The other option the president has that does not require Congress is to issue humanitarian parole, which comes with work authorization, on a case-by-case basis if there is an urgent need.

The Biden administration already does this for people from certain countries. One of those programs, which extends a two-year humanitarian parole for Cubans, Haitians, Nicaraguans and Venezuelans who have sponsors committed to supporting their needs, is facing a legal challenge from 21 Republican-led states.

The administration also offers humanitarian parole of up to two years and immediate permission to apply for a work permit for some migrants who register through a smartphone app, called CBP One, for an appointment at an official port of entry on the U.S. southern border. But White House officials said very few people receiving humanitarian parole and eligible to apply right away for a work permit have done so.

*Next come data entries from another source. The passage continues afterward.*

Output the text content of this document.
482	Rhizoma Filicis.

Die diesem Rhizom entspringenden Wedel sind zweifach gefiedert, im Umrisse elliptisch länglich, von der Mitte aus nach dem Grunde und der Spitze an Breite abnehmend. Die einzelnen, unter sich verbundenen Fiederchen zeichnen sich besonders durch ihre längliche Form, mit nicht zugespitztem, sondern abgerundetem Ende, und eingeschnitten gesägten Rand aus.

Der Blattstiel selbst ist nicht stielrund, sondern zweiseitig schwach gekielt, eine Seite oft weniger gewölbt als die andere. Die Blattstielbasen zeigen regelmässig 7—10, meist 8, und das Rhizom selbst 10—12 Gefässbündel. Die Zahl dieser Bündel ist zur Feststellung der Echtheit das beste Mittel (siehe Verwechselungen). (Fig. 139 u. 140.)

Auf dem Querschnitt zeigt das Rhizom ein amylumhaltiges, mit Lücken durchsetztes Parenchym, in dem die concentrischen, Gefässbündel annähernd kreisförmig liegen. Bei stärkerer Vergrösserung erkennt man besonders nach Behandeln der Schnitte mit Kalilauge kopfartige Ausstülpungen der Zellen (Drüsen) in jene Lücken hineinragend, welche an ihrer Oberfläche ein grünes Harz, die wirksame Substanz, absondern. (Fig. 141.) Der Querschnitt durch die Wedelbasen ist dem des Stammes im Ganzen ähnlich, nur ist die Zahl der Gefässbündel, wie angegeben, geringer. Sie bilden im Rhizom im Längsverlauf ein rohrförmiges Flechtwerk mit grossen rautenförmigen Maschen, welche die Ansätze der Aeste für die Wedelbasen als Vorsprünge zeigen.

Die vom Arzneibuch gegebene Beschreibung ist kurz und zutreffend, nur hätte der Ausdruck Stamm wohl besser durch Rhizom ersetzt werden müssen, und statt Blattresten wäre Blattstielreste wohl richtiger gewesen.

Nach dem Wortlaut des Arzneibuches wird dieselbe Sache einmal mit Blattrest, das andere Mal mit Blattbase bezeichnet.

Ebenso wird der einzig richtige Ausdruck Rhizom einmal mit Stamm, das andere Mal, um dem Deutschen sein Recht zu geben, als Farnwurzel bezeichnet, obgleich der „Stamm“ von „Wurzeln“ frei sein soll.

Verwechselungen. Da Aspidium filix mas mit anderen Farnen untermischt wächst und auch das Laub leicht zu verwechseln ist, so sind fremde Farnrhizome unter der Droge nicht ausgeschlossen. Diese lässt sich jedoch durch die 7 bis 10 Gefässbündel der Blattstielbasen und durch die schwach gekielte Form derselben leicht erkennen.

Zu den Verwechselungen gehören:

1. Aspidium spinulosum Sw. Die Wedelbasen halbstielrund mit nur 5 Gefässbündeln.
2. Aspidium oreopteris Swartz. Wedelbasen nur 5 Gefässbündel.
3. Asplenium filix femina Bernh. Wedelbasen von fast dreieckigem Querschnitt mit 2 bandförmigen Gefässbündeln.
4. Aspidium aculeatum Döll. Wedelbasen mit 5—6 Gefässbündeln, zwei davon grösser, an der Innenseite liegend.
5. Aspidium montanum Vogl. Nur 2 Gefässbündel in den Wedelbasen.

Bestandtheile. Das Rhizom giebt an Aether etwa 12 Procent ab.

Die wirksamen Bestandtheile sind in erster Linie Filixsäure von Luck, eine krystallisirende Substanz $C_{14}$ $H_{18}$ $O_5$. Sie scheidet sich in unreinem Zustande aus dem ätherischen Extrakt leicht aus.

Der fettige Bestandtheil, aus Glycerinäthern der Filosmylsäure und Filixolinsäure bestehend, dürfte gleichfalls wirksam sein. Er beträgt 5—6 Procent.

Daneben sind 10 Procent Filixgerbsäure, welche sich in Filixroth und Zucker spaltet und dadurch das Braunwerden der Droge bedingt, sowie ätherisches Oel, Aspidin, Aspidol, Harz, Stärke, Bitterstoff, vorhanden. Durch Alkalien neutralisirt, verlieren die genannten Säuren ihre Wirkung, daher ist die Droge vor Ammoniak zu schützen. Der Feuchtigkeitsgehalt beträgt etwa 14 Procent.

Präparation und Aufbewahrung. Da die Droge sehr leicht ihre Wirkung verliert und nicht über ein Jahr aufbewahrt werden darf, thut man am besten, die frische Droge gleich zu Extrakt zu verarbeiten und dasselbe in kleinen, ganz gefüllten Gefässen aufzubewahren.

Democrats in Illinois and other parts of the country are asking the Biden administration to create a humanitarian parole program that pairs with the individual employment needs of states. Gov. Eric Holcomb, Republican of Indiana, has said his state would support this type of program as well.

But a new humanitarian parole program that comes with work authorization would not do anything to help other asylum seekers in the country waiting for permission to work.

Ms. Hochul met with officials in the White House on Wednesday. The Biden administration said it would continue to help with housing and additional federal assistance for education and health services.

Officials also said the administration would launch an effort to assist asylum seekers — in New York and around the country — who are already eligible to apply for work authorization but have yet to do so. But that will only cover a fraction of the asylum seekers in New York who cannot support themselves.